The Exorcist: S1 E1 Review
It’s impossible not to compare Fox’s The Exorcist TV show to William Peter Blatty’s novel or William Friedkin’s movie at least a little bit, which is a problem; showrunner Jeremy Slater has massive shoes to fill, and the program is going to fall short no matter what. The Exorcist in print and film have simply cast too great a shadow across the horror genre to be redone on any level.
Nevertheless, the show is making a decent run at it. Not great, but decent. Try to look at it on its own merits. Spoilers await below.
Pleasantly, this is not a reboot. A reference to the MacNeils’ travails with Pazuzu decades ago is made clear, so we can consider the show a sequel, of sorts (and not like the execrable Exorcist 2: The Heretic).

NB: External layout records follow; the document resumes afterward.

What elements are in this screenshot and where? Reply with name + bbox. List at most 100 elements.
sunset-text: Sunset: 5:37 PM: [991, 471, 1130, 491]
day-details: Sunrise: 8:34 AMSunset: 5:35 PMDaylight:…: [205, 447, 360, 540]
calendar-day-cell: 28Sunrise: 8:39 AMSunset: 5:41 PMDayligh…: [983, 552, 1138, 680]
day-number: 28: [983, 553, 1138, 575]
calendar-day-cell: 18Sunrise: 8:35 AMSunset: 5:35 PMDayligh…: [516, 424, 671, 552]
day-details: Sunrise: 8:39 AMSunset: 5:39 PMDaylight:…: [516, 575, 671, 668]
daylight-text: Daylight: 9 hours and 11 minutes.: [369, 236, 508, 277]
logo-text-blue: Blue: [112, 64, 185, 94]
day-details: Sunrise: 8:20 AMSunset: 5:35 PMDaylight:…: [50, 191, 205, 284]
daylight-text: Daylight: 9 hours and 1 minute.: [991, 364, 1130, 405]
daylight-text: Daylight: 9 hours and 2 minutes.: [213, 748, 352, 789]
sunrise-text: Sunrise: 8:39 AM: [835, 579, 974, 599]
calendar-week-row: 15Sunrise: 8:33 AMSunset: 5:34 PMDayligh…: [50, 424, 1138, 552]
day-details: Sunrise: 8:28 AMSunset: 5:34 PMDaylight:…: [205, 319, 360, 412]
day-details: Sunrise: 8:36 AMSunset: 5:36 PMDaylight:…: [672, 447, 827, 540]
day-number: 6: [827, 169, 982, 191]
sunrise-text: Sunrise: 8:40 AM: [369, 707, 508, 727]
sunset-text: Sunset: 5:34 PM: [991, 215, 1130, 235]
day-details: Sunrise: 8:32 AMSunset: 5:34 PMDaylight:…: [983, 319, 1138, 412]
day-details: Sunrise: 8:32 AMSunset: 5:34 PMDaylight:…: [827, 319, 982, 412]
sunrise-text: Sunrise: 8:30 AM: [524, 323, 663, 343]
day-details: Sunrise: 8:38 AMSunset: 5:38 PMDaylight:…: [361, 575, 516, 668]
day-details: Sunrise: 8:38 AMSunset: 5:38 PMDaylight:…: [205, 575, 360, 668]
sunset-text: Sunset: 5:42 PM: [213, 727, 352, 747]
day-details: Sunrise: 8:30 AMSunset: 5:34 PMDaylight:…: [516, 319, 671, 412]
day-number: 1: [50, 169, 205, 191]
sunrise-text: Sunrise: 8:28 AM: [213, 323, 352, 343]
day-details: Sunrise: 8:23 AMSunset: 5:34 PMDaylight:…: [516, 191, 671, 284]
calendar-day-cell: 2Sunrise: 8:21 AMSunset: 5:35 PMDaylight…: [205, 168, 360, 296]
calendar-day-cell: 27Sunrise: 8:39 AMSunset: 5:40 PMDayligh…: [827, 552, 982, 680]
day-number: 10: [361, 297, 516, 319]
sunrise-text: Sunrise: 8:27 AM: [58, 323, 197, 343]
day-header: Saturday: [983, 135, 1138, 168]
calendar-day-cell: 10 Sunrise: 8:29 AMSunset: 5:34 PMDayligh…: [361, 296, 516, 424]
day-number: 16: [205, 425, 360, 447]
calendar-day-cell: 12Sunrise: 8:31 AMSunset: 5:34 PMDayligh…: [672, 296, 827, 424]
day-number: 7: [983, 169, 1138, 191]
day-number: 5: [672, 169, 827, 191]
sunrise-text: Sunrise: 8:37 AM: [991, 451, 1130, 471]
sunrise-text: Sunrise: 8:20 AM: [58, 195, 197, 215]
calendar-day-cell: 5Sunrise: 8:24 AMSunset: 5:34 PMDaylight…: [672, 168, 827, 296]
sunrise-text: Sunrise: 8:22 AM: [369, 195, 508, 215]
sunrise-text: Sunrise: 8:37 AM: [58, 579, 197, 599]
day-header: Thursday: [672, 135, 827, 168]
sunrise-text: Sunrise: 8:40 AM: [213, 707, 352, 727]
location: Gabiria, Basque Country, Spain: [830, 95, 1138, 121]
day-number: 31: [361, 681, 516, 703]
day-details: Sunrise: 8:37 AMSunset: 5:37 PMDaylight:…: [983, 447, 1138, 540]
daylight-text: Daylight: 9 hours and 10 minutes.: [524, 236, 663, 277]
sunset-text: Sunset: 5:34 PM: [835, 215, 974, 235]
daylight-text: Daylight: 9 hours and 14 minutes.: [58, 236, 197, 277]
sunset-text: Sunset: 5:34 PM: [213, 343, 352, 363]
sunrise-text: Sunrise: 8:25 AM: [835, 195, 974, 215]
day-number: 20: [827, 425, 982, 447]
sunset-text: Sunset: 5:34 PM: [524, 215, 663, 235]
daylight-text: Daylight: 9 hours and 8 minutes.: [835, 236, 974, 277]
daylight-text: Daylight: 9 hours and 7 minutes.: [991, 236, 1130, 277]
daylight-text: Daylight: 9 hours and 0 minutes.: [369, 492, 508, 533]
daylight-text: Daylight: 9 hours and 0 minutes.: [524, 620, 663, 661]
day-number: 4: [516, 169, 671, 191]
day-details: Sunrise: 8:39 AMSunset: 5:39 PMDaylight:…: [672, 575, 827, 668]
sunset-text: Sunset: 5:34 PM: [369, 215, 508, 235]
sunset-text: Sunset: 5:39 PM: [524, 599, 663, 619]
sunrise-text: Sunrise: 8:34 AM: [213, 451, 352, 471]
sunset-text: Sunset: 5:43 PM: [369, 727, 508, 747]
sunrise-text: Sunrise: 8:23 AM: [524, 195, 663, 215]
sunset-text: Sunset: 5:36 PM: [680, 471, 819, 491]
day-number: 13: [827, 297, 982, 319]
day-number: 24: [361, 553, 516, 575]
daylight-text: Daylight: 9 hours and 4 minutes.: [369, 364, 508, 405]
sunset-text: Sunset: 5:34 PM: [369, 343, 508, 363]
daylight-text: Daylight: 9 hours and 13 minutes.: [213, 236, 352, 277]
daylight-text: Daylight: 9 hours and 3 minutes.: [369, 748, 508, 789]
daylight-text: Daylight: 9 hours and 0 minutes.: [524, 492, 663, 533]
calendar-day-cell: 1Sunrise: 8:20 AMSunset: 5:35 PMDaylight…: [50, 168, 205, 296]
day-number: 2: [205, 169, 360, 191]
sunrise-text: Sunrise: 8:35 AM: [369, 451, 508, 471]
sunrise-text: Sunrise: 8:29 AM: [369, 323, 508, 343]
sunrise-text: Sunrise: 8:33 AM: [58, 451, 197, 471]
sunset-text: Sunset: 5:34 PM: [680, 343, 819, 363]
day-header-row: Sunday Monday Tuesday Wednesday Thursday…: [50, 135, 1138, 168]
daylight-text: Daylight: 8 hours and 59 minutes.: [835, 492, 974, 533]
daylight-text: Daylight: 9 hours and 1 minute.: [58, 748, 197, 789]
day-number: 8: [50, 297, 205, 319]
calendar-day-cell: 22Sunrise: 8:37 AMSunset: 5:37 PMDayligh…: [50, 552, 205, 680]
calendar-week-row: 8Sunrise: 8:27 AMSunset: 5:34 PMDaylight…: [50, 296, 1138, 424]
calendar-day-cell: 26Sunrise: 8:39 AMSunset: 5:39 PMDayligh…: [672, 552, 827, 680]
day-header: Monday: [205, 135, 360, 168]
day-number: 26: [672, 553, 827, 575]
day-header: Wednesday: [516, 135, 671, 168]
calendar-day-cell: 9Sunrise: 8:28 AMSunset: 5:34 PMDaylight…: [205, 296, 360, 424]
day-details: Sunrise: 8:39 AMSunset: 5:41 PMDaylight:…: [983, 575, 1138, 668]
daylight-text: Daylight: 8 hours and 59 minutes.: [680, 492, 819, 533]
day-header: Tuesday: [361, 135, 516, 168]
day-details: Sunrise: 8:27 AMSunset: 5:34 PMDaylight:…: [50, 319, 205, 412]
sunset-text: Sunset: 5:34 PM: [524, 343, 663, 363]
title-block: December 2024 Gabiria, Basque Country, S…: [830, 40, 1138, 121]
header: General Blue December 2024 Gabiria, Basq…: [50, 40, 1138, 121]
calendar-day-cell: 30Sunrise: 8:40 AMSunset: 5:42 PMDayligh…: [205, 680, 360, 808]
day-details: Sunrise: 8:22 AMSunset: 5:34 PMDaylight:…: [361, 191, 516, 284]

As for the cast, everyone did as fine a job as possible, given their material. Alfonso Herrera as Father Tomas was suitably confused, frustrated, and frightened; Ben Daniels as Father Marcus was the proper take-no-prisoners, knows-more-than-he’s-letting-on exorcism veteran; and Geena Davis was aging, uncomfortable, and unhappy as the lady of the house who thinks her daughter may be possessed by a demon. Not a demonic spirit, mind, but a demon. There’s a difference: a garden-variety, non-denominational ghost can be a demonic spirit, but a demon comes from Hell, and must be exorcised by a servant of God. A priest.
What’s lacking in the show are the stakes. We didn’t see enough of the Rance family to care about them, let alone like them. That may come in time, but without seeing something to be outraged by, perpetrated upon this nice, innocent Catholic family, who cares about what happens to them?
We know demons are evil; it’s one of the things that makes them demons. So the flashbacks of Father Marcus trying to save the kid in Mexico and failing don’t quite cut it. They killed a kid. That’s horrible. But so what? And when you consider that Father Marcus was acting against the wishes of the Vatican in his exorcism technique, it can be reasonably implied that the kid’s death was, in part, his fault. Are the writers going to go anywhere with that?
I liked Marcus’s references to “they” when talking about the demons; there’s an implication of a broader plot, which would up the stakes and make us care some more. The effects were creepy when necessary, and there’s a general sense of dread throughout.
This is a program I really want to like, so I’m hoping it gets better in subsequent episodes. The start is flawed but promising. Bring us more darkness, more horror, more pathos. Make us feel something.